Beatles producer George Martin was “frozen out” of studio sessions for the band’s White Album in 1968, an author claimed in a new book about the studio icon.

Kenneth Womack wrote that, as a result of confusion arising from the death of Beatles manager Brian Epstein the previous year, relations between the band and Martin collapsed to the point of “cold war,” and others who were working with the Fab Four reported that he had very little to do with the work. Instead, Martin sat at the back of the studio control room with “a large stack of newspapers and a giant bar of chocolate,” and spoke “only if he was called on by the Beatles.”

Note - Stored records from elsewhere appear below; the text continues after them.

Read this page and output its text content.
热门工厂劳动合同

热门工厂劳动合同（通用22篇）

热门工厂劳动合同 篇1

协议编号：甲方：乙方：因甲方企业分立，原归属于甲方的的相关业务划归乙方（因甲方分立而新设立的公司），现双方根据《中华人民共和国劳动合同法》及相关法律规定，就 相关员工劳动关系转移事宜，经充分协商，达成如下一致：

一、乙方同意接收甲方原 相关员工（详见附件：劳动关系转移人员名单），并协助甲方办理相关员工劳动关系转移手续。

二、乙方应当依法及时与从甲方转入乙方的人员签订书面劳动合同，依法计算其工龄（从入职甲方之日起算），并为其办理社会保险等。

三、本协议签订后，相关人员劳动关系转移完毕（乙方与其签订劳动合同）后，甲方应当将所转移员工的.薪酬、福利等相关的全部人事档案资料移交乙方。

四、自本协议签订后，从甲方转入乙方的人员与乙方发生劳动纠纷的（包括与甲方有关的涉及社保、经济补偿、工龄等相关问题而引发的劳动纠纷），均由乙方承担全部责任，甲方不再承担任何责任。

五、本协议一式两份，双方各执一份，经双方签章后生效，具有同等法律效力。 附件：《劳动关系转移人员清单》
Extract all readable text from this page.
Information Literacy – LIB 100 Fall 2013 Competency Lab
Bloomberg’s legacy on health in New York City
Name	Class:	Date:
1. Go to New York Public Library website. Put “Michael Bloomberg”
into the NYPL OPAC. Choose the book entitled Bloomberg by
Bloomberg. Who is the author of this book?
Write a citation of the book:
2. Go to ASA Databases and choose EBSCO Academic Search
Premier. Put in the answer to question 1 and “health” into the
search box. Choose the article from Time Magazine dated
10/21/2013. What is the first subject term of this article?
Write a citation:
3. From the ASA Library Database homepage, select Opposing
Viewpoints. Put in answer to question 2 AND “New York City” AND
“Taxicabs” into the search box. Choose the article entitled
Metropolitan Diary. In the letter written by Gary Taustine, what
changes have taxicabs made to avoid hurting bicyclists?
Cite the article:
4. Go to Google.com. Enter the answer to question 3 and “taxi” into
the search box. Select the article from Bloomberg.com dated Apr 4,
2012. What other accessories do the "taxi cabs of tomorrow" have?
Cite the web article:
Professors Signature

Womack said he’d spoken to sound engineers and tape operators for his book Sound Pictures: The Life of Beatles Producer George Martin, the Later Years, 1966–2016. “I asked them what George was doing when John [Lennon] was playing a particular guitar part or when Ringo [Starr] was working on some drum part,” Womack told the Guardian. “They would say, ‘Nothing, he was in the back of the booth, reading newspapers, sharing his chocolate with us.’ He was on a kind of a chocolate-and-newspaper strike.”

The author said that, along with the Epstein tragedy, the falling-out “also had a lot to do with a Time magazine article in 1967 where George was credited with being this wunderkind and the mastermind behind Sgt Pepper. "They didn’t take very well to that and let him know," Womack added. "I do think this was the beginning of this struggle over ‘Who’s the genius behind the Beatles?’ This was payback for taking credit for the Beatles myth. … But they coaxed him back for Abbey Road [in 1969].”

The White Album sessions were already known to have been tense, with Starr quitting the band for a short time and the results released as a double-LP because they couldn’t agree on a single-length track listing. Sound Pictures will be published on Sept. 4 as the second part of Womack’s Martin study, following Maximum Volume from last year.